During the last Parliament, two posts of mine drew slightly miffed text messages from a Number 10 staffer. The first was my overview of David Cameron’s conference speeches, which discovered in them a problem that, I believed, bedevilled his leadership in general: an absence of consistency and conviction. The second was about what Cameron could learn from Ed Miliband: the presence of consistency and conviction.

I forget the exact wording of the text I received in response to that second post, but it was along the lines of: “I just thought it was funny when you claimed that DC isn’t consistent. But if you think that Miliband’s politics are like a stick of rock, I genuinely feel sorry for you.”

Well, pity me not. Cameron may have cruised to victory against Miliband in last year’s general election, but I still stand by what I wrote in those posts. Too often, the Tory leader would speak stirringly about a social ill – as he did about poverty in his conference speech of 2009 – and then never return to it again. Whereas, for all his flaws, the former Labour leader would hit on ideas such as the “squeezed middle” or “One Nation”, and then never stop returning to them. His motifs became themes.

Except, in this Parliament, with Miliband vanquished, something different seems to be happening. I noticed it most clearly earlier this week, when Cameron delivered a terrific speech on prison reform. But it was also there in his recent article for the Sunday Times (£) on the Establishment’s bias against ethnic minorities, and in a Times article (£) on the segregated existence of women in certain immigrant communities. “If you’re a young black man, you’re more likely to be in a prison cell than studying at a top university,” he observed in the first of these.

Not only are all these Prime Ministerial interventions consistent with each other – all to do with the social injustices that drag entire classes of people down – they are also consistent with his conference speech from last October. Some of that speech’s finest passages were about prisons…

“This is going to be a big area of social reform in the next five years.”

…institutional racism…

“One young black girl had to change her name to Elizabeth before she got any calls to interviews.”

…and gender inequality

“I’m a dad of two daughters – opportunity won’t mean anything to them if they grow up in a country where they get paid less because of their gender rather than how good they are at their work.”

Even those two words that Miliband tried to seize for himself – “One Nation” – are being seized right back. They appeared in that conference speech, and they have appeared in almost everything Cameron has said since.

You might be thinking: these are just words, give me action. But words can translate into action, particularly when they come from the mouth of a Prime Minister. If Cameron keeps on talking about social reform, then it suggests that that is where his priorities lie. And if that is where his priorities lie, then it is more likely to get done. This is a great joy for those, including me, who have been going on about prisons for years. There are worse people to have on your side than the utmost elected authority in the land.

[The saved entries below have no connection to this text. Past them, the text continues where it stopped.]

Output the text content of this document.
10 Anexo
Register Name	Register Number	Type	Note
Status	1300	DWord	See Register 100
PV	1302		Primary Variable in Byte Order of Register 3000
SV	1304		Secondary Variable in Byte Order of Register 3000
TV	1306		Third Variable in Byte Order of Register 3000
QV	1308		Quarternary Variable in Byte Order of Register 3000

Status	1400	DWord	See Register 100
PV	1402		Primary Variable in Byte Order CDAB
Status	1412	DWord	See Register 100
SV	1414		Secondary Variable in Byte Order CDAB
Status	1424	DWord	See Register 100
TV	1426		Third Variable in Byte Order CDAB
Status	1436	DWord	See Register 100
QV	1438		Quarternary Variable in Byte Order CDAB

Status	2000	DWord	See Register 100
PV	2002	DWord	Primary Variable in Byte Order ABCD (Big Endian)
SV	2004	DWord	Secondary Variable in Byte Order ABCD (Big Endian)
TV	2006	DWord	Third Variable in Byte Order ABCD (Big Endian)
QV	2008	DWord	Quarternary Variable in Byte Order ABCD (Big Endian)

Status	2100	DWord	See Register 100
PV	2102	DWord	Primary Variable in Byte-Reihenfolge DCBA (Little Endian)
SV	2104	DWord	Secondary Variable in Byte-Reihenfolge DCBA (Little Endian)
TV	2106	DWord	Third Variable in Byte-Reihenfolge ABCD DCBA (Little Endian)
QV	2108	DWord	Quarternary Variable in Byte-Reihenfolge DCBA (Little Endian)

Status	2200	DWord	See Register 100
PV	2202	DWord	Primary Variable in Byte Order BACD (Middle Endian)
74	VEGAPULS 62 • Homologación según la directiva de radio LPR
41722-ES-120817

And there are worse people for Michael Gove to have on his side, too. Who cares if Cameron is riding on the back of his Justice Secretary’s reforms? He neglected to do so when Gove was reforming schools during the last Parliament, and look what happened there: Gove ended up losing his job as Education Secretary, and his revolutionising zeal left with him. This time, there is no such reticence. The great changes that Gove is overseeing are sanctioned from on high.

All of this gives the Government a character that it would not have had otherwise. So much has been jettisoned since Cameron became Tory leader – the greenery, the NHS, the Big Society – that his leadership was beginning to lose all definition. It was almost as though the crown had been passed prematurely to George Osborne, who exercised his rule with the Northern Powerhouse and a National Living Wage and welfare cuts and… so on. Yet now? The Chancellor is still there, delivering on the prose of his latest Budget. Except he’s been joined by a Prime Minister who is bringing the poetry.

It’s a powerful combination. When David Cameron’s words have the twang of conviction about them, when he sticks at his themes until they stick in our minds, there are few more persuasive communicators in all British politics. The Conservative Party should be glad to have him back.

Which just leaves the question: why has this change come about now? Perhaps the Prime Minister has found something that he really does care about. Perhaps his impending departure has clarified his mind and driven him to action. Or perhaps, as I like to assure myself in my moments of self-doubt, that text-happy Number 10 staffer has realised the truth: that I was totally correct in the first place.